General manager Robert Purdon showcases his store’s centerpiece, a not-for-sale $250,000 Fazioli grand piano. (Jim Barnes for The Washington Post)

Transporting more than 100 pianos across town last spring, from Battlefield Shopping Center to Market Street in downtown Leesburg, was no easy task. In fact, Robert Purdon, general manager of the Piano Company, described the move as “a logistical nightmare.”

But after 16 years at the store’s previous site, Purdon is happy with the shift to the current location, near the Loudoun County Government Center.

“It was like coming home,” Purdon said. “Everything fits so perfectly with what we do. If we set out with a builder to structure a building to fit our needs perfectly, it couldn’t be much more perfect than this.”

The Piano Company's showroom in Leesburg houses instruments ranging from affordable uprights to grands costing tens of thousands of dollars. (Jim Barnes for The Washington Post)

Most of the Piano Company’s customers are local families, Purdon said. However, the store’s selection of instruments also attracts a clientele that includes concert pianists, music professors, Hollywood actors, and Washington Redskins players and coaches, he said.

The store mostly sells high-end acoustic pianos, new and used, ranging in size from grands and baby grands to smaller uprights, consoles and spinets. It also carries some electronic pianos and hybrid instruments that blend acoustic elements with digital technology.

“Hybrids are getting a lot of attention,” he said. “That may be where the industry is going.”

Although Purdon is partial to acoustic pianos, he acknowledged that the quality of electronic pianos is continually improving, making them an attractive option for individuals, churches or schools with limited budgets.

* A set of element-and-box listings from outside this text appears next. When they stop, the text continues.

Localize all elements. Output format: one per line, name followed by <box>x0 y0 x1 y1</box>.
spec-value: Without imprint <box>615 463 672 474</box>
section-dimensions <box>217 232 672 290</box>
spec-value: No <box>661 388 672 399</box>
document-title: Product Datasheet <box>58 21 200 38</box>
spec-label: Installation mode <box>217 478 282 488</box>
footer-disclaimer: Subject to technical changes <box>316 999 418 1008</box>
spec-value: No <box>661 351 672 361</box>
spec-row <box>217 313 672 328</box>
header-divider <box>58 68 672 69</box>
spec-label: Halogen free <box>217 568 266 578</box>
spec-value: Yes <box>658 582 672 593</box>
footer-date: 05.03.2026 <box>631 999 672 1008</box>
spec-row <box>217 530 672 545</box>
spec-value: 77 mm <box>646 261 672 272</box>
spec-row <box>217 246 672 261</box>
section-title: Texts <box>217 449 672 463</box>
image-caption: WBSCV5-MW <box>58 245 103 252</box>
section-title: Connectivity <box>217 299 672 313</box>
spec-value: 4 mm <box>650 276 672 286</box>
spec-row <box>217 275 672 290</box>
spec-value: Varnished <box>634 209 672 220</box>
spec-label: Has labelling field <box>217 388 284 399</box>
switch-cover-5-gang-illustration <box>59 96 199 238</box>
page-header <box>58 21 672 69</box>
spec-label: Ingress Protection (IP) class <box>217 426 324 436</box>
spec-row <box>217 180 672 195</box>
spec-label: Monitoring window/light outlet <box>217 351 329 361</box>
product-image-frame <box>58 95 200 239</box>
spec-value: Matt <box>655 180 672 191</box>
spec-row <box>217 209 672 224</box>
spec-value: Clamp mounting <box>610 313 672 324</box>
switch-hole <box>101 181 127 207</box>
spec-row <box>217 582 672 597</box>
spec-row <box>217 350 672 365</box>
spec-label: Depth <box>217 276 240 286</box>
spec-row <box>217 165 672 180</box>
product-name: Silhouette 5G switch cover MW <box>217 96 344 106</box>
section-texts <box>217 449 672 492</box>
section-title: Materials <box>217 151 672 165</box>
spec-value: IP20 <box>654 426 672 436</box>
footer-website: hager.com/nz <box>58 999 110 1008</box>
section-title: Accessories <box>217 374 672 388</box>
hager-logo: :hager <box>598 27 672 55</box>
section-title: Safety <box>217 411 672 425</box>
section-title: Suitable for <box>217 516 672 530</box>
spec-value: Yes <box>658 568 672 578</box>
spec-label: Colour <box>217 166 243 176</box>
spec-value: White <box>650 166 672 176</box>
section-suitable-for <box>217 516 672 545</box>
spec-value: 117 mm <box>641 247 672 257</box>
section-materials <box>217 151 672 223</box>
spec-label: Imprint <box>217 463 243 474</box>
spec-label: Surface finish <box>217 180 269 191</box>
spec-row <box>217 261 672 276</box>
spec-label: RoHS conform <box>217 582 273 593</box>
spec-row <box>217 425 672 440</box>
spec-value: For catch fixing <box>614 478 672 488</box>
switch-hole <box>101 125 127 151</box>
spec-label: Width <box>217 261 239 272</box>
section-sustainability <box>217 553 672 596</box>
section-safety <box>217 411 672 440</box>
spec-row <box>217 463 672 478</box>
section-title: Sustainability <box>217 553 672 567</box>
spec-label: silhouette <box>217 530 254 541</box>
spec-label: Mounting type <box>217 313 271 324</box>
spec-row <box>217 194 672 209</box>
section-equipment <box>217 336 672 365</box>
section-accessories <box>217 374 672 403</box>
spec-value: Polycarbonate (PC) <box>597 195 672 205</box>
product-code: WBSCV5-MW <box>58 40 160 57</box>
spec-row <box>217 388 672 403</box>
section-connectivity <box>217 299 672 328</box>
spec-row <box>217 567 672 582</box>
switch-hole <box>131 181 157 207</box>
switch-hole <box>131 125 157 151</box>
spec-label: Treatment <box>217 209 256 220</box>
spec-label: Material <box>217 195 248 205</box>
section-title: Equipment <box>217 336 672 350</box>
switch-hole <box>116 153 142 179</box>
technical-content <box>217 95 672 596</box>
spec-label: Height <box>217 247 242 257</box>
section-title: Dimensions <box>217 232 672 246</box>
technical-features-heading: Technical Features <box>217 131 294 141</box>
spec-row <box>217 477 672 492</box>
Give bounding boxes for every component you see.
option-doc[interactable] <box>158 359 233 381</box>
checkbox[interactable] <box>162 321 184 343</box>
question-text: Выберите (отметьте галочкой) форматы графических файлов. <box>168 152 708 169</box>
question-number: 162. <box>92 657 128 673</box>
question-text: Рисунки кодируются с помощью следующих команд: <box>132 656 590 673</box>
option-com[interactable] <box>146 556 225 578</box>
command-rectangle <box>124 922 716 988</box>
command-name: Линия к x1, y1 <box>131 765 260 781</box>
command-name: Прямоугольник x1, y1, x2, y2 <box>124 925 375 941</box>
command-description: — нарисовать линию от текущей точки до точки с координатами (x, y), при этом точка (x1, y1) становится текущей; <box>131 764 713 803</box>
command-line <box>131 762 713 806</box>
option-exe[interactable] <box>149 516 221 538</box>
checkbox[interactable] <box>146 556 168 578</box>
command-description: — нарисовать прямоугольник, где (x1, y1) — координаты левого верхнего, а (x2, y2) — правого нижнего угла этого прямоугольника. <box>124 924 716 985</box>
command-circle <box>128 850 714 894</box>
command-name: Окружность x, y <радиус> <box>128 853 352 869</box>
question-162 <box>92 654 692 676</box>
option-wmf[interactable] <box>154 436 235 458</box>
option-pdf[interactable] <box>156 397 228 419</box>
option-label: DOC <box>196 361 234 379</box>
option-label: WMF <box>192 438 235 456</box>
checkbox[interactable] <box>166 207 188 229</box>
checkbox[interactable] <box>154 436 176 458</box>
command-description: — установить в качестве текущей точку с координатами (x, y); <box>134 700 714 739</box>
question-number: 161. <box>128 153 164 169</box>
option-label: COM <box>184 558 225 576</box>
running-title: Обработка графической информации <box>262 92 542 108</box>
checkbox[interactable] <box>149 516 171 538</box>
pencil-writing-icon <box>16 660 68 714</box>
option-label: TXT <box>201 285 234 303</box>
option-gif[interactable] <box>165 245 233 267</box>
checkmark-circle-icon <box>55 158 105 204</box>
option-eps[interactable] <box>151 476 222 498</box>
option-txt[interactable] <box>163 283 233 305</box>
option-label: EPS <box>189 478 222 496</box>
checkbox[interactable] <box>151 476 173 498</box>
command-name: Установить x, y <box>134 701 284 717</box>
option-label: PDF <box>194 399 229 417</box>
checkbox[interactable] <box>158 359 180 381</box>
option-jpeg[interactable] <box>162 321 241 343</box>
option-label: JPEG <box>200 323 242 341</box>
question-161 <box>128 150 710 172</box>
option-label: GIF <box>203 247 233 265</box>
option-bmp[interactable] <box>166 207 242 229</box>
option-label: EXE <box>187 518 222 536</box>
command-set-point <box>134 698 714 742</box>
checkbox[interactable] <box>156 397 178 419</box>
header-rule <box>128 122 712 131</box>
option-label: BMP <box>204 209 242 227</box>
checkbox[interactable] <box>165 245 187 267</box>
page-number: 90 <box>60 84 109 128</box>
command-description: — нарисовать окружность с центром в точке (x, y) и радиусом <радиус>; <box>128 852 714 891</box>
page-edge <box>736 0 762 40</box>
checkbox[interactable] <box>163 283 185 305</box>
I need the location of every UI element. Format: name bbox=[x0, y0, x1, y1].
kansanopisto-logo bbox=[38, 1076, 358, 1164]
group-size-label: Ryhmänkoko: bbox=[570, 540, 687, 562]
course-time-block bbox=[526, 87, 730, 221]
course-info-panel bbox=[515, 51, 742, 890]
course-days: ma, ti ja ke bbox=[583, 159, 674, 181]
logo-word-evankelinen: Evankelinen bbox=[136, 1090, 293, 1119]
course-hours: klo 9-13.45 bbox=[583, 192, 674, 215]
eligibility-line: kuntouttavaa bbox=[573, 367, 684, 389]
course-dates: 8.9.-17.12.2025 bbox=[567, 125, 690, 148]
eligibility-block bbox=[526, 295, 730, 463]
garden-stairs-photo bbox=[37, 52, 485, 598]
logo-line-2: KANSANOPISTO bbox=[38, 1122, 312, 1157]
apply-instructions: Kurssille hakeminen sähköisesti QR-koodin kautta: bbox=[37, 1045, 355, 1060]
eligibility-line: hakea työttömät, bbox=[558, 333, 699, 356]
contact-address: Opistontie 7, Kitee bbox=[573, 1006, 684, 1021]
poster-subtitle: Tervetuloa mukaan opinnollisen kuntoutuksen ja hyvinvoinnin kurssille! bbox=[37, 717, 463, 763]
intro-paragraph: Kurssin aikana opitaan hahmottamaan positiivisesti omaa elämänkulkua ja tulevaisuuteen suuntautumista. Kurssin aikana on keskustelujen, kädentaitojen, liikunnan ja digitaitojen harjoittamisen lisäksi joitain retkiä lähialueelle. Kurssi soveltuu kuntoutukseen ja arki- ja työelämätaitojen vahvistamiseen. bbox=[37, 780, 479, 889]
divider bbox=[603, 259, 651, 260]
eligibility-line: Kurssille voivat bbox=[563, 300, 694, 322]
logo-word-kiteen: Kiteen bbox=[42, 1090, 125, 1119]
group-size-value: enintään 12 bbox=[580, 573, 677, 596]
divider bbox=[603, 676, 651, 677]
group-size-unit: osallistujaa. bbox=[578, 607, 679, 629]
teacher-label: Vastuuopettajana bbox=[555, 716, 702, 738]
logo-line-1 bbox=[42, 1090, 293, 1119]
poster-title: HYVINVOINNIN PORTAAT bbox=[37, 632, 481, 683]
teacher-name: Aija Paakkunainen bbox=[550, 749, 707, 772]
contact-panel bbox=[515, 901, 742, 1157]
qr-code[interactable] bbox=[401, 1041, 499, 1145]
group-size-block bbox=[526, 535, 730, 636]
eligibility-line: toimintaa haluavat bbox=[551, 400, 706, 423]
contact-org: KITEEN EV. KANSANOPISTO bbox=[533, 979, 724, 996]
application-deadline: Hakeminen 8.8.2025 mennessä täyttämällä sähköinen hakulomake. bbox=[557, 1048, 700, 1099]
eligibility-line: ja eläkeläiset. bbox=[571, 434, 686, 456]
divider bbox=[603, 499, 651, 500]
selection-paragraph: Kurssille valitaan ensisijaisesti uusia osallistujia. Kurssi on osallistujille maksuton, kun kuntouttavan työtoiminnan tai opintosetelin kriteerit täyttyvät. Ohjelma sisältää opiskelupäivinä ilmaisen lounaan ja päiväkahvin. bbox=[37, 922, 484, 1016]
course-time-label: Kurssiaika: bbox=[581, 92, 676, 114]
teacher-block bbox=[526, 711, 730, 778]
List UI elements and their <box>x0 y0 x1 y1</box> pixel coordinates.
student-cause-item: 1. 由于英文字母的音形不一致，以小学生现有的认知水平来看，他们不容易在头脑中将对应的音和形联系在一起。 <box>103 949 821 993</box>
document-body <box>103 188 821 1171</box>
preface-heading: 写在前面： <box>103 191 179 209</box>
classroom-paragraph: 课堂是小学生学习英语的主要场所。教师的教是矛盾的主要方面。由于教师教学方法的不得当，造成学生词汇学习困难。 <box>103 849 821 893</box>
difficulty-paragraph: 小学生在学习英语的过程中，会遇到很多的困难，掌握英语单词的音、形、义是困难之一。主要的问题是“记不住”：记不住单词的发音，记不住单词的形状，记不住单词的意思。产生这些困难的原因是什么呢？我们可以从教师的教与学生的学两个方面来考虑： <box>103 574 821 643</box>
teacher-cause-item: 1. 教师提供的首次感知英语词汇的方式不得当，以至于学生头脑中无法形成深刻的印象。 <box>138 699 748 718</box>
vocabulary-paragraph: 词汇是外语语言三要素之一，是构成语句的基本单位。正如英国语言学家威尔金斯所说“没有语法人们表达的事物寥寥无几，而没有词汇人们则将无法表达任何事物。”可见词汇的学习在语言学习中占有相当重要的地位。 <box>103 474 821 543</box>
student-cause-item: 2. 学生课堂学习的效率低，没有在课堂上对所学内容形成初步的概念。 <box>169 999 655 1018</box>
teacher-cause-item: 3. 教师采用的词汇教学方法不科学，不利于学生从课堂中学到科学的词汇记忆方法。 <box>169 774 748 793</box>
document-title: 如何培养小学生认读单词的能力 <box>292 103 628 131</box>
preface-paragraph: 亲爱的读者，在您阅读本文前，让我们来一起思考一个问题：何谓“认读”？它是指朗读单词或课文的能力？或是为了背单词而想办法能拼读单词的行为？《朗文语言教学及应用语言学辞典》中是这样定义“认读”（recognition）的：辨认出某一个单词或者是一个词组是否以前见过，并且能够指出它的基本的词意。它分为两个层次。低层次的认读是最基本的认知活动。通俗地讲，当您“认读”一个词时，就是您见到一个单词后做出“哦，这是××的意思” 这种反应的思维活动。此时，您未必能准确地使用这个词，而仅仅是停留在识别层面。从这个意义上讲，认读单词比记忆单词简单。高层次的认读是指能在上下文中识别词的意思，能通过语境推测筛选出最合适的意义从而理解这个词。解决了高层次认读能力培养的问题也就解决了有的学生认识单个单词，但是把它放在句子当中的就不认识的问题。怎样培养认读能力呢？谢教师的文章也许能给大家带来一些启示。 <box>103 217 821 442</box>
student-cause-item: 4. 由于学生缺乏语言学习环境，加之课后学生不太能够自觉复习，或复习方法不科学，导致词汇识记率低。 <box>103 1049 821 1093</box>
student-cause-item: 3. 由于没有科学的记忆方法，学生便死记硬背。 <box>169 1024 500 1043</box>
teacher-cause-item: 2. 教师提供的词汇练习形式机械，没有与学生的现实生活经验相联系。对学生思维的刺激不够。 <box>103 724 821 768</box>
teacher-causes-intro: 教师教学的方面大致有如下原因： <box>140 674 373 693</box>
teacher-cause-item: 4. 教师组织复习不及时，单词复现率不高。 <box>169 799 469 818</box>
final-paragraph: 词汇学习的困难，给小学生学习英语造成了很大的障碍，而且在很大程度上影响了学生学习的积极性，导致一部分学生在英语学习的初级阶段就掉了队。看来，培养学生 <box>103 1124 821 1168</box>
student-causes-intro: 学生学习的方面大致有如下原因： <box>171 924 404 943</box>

“We’re realists,” he said.

Prices range from about $1,000 for some electronic pianos “on up, with no limit to the up,” Purdon said.

The Piano Company’s salespeople do not work on commission, he said, because he thinks there is a conflict of interest when salespeople — whose job is to provide expert advice to their customers — benefit more from selling certain makes or models.

Instead, the business is structured like CarMax, he said. The sales prices of the pianos are clearly labeled, and it is the store’s policy not to negotiate the cost.

Purdon, 73, can speak with expertise about why one piano might be worth $10,000 while another is worth several times more. During a tour of the showroom, he gestured to instruments made by Steinway, Kawai and lesser-known companies such as Bohemia and Steingraeber, describing each.

The Piano Company’s showroom displays what Purdon says are two of the finest pianos in the world — the Italian Fazioli, which he compared to a Ferrari, and the Japanese Shigeru Kawai, the top of the line for the Kawai brand. What sets them apart are craftsmanship and attention to detail, he said.

The three most important components of a piano are its wood, strings and hammers, he said. The finest piano manufacturers give great care to each detail and spend hundreds of hours hand-crafting each instrument.

“There are less than 200 man-hours in an American Steinway,” Purdon said, contrasting that with the upward of 750 artist-level hours that go into making a Shigeru Kawai, or the more than a thousand for a Fazioli.

“When you put a thousand man-hours into an instrument, you can get it to be pretty good,” he said.

The store’s centerpiece is a 10-foot, two-inch concert grand made by Fazioli that Purdon calls the “Hope Diamond” of pianos. Valued at a quarter of a million dollars, the piano is privately owned and not for sale. However, the owner allows it to be displayed at the store, and it is occasionally transported for concerts at the Kennedy Center or White House.

Purdon carefully removed a cloth cover protecting the piano and lifted the lid, revealing the autographs of some of the artists who had played it in concert: Quincy Jones, Herbie Hancock, Randy Weston and others.

Although the Piano Company attracts its share of music professionals and celebrities, Purdon said many of his customers are parents who learned to play piano as children and now want to pass that discipline on to their children.

“What we do is all about families,” he said. “It’s strengthening from within, and I think that music can do this. It creates some wonderful memories, especially around holiday time.”